To his extreme surprise, however, the constable, after exploring the beam of light and all that it contained for some time in silence, reached out his hand for the knife which Beckwith still held open. He looked at it on both sides, examined the handle and gave it back. "Foul play, Mr. Beckwith?" he said laughing. "Bless you, they use bigger tools than that. That's just a toy, the like of that. Cut your hand with it, though, already, I see." He must have noticed the handkerchief, for as he spoke the light from his lantern shone full upon the face and neck of the child, or creature, in the young man's arms, so clearly that, looking down at it, Beckwith himself could see the clear grey of its intensely watchful eyes, and the very pupils of them, diminished to specks of black. It was now, therefore, plain to him that what he held was a foreigner indeed, since the parish constable was unable to see it. Strap had smelt it, then seen it, and he, Beckwith, had seen it; but it was invisible to Gulliver. "I felt now," he says in his narrative, "that something was wrong. I did not like the idea of taking it into the house; but I intended to make one more trial before I made up my mind about that. I said good night to Gulliver, put her on my bicycle and pushed her home. But first of all I took the handkerchief from her neck and put it in my pocket. There was no blood upon it, that I could see."

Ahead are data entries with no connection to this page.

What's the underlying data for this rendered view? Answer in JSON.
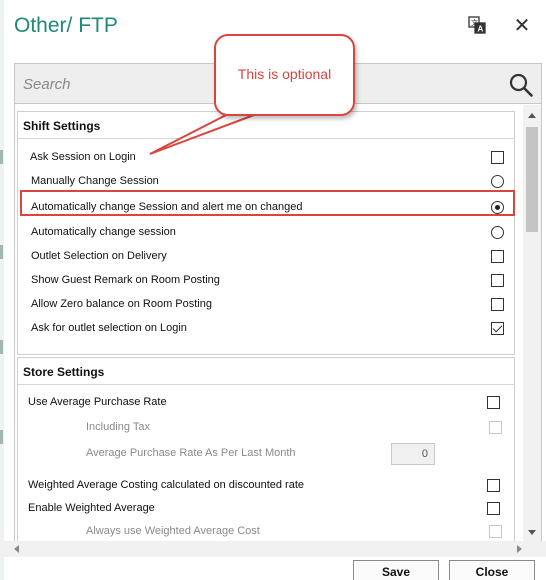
{
  "window": {
    "title": "Other/ FTP",
    "translate_icon": "translate-icon",
    "close_icon": "close-icon",
    "close_glyph": "✕"
  },
  "search": {
    "placeholder": "Search",
    "icon": "search-icon"
  },
  "shift_settings": {
    "title": "Shift Settings",
    "items": [
      {
        "label": "Ask Session on Login",
        "control": "checkbox",
        "checked": false
      },
      {
        "label": "Manually Change Session",
        "control": "radio",
        "checked": false
      },
      {
        "label": "Automatically change Session and alert me on changed",
        "control": "radio",
        "checked": true
      },
      {
        "label": "Automatically change session",
        "control": "radio",
        "checked": false
      },
      {
        "label": "Outlet Selection on Delivery",
        "control": "checkbox",
        "checked": false
      },
      {
        "label": "Show Guest Remark on Room Posting",
        "control": "checkbox",
        "checked": false
      },
      {
        "label": "Allow Zero balance on Room Posting",
        "control": "checkbox",
        "checked": false
      },
      {
        "label": "Ask for outlet selection on Login",
        "control": "checkbox",
        "checked": true
      }
    ]
  },
  "store_settings": {
    "title": "Store Settings",
    "items": [
      {
        "label": "Use Average Purchase Rate",
        "control": "checkbox",
        "checked": false
      },
      {
        "label": "Including Tax",
        "control": "checkbox",
        "checked": false,
        "disabled": true
      },
      {
        "label": "Average Purchase Rate As Per Last Month",
        "control": "number",
        "value": "0",
        "disabled": true
      },
      {
        "label": "Weighted Average Costing calculated on discounted rate",
        "control": "checkbox",
        "checked": false
      },
      {
        "label": "Enable Weighted Average",
        "control": "checkbox",
        "checked": false
      },
      {
        "label": "Always use Weighted Average Cost",
        "control": "checkbox",
        "checked": false,
        "disabled": true
      }
    ]
  },
  "annotation": {
    "text": "This is optional",
    "color": "#d9463e"
  },
  "buttons": {
    "save": "Save",
    "close": "Close"
  },
  "colors": {
    "title": "#1f8a78",
    "highlight": "#d9463e"
  }
}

His wife, as he had expected, was waiting at the gate for him. She exclaimed, as he had expected, upon the lateness of the hour. Beckwith stood for a little in the roadway before the house, explaining that Strap had bolted up the hill and had had to be looked for and fetched back. While speaking he noticed that Mrs. Beckwith was as insensible to the creature on the bicycle as Gulliver the constable had been. Indeed, she went much further to prove herself so than he, for she actually put her hand upon the handle-bar of the machine, and in order to do that drove it right through the centre of the girl crouching there. Beckwith saw that done. "I declare solemnly upon my honour," he writes, "that it was as if Mary had drilled a hole clean through the middle of her back. Through gown and skin and bone and all her arm went; and how it went I don't know. To me it seemed that her hand was on the handle-bar, while her upper arm, to the elbow, was in between the girl's shoulders. There was a gap from the elbow downwards where Mary's arm was inside the body; then from the creature's diaphragm her lower arm, wrist and hand came out. And all the time we were speaking the girl's eyes were on my face. I was now quite determined that I wouldn't have her in the house for a mint of money."
He put her, finally, in the dog-kennel. Strap, as a favourite, lived in the house; but he kept a greyhound in the garden, in a kennel surrounded by a sort of run made of iron poles and galvanised wire. It was roofed in with wire also, for the convenience of stretching a tarpaulin in wet weather. Here it was that he bestowed the strange being rescued from the down.